Factors influencing the preservation of plant cuticles: a comparison of morphology and chemical composition of modern and fossil examples

Abstract

Samples of Recent Ginkgo biloba, two Cretaceous Ginkgo and two Cretaceous conifer cuticles from different enclosing lithologies but with similar thermal maturity of the fossils, have been analysed by scanning and transmission electron microscopy (SEM, TEM), Fourier transform–infrared spectroscopy (FT–IR), and pyrolysis–gas chromatography/mass spectrometry (Py–GC/MS). Recent and fossil Ginkgo cuticles under SEM reveal sheets, similar in appearance, varying in the abundance and texture of the cuticular papillae. TEM of the Recent Ginkgo shows an outer amorphous cuticle layer, a structured middle layer and an inner laminated layer of cell wall. The Cretaceous Ginkgo cuticles retain the amorphous layer and a modified structured layer.
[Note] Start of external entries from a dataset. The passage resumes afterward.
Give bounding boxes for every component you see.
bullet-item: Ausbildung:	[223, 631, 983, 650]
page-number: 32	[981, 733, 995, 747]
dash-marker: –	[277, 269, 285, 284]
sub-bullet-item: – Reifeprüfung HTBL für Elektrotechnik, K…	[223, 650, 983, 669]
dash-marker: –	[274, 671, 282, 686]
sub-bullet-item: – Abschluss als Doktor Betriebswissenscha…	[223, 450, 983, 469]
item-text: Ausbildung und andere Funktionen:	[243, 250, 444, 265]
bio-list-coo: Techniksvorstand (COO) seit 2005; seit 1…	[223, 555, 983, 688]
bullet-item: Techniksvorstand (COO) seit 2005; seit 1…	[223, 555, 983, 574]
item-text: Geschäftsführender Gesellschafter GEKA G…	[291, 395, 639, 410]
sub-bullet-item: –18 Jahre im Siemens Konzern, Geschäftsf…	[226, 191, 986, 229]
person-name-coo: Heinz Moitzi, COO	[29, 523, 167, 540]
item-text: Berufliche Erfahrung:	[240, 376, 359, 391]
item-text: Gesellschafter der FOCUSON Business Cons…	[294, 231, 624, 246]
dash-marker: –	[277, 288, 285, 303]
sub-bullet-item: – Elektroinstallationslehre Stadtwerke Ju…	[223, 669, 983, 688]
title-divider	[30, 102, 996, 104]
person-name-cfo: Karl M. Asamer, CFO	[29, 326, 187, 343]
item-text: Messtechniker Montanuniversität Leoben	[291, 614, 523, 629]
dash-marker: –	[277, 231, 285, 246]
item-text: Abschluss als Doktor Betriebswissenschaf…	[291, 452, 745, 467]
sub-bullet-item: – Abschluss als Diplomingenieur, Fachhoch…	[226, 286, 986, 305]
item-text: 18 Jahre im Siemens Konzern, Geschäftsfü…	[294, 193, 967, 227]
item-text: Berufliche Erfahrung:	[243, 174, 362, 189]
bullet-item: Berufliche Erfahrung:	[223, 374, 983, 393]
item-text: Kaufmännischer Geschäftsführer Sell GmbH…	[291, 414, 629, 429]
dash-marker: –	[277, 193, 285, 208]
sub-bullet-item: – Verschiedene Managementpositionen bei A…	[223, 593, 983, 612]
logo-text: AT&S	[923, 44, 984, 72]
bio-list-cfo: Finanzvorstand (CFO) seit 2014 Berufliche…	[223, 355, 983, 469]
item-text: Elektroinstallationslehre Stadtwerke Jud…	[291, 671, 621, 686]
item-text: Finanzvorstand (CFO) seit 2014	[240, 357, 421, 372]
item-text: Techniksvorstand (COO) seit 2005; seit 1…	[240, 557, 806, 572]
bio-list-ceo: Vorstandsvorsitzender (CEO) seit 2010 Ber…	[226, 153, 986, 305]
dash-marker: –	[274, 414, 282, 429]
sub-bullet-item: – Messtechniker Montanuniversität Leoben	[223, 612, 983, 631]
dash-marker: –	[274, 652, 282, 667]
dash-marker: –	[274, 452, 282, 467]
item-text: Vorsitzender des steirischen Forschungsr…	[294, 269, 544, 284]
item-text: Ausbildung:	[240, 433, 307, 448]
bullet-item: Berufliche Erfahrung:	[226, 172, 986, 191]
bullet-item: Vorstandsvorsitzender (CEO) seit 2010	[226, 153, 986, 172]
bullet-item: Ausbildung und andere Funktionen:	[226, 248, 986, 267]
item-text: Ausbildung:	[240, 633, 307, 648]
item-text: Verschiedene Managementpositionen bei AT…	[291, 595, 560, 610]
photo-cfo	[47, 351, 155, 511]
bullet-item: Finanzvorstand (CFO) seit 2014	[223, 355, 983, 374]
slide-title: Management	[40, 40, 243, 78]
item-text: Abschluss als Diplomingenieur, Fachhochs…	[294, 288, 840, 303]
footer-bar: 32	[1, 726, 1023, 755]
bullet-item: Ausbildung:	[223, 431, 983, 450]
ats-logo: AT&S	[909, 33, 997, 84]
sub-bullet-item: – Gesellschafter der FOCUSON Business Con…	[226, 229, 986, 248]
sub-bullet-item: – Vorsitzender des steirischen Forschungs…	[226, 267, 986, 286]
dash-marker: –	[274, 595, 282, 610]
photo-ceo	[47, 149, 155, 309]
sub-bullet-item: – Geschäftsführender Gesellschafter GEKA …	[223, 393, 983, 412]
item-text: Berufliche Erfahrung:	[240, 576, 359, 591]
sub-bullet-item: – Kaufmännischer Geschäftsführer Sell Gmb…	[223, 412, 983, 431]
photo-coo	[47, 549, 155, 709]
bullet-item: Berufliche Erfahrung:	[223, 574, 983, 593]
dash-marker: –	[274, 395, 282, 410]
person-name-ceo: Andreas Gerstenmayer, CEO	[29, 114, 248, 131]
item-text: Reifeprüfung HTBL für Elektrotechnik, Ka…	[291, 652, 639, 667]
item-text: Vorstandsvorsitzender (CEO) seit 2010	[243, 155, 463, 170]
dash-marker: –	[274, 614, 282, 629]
SEM of Cretaceous Abietites and Frenelopsis also shows preservation of cuticle sheets but each has distinctive morphology. These conifer cuticles are very thick (TEM), Frenelopsis cuticle has remarkable multilaminar ultrastructure whilst Abietites is amorphous. G. biloba cuticle consists mainly of the natural polyester, cutin, as revealed by FT–IR and pyrolysis, indicated by an abundance of saturated, unsaturated and hydroxy fatty acids. IR spectra of fossil cuticles, like modern cuticles, show aliphatic C–H, hydroxyl and carbonyl functions. However, in fossils, the carbonyl ester is transformed to carboxylic acid or ketone groups. Pyrolysates of fossils show phenolic constituents like modern cuticles but loss of cutin fatty acid monomers and an increased prominence of an homologous series of n-alkene and n-alkane fragments up to n-C 30. Since most Recent cuticles, including those of conifers and Ginkgo biloba which we have studied, do not yield a non-saponifiable highly resistant residue it is proposed that organic preservation of fossil species investigated involves the diagenetic stabilisation of chemically-labile aliphatic cutin constituents along with incorporation of waxes. These general chemical modifications characterise all fossil Ginkgo and conifer cuticles, irrespective of their enclosing lithology, systematic affinity, external morphology or internal ultrastructural preservation. However there are also clear chemical differences between the fossil samples which may relate to their systematic affinity (ginkgos vs Abietites and Frenelopsis).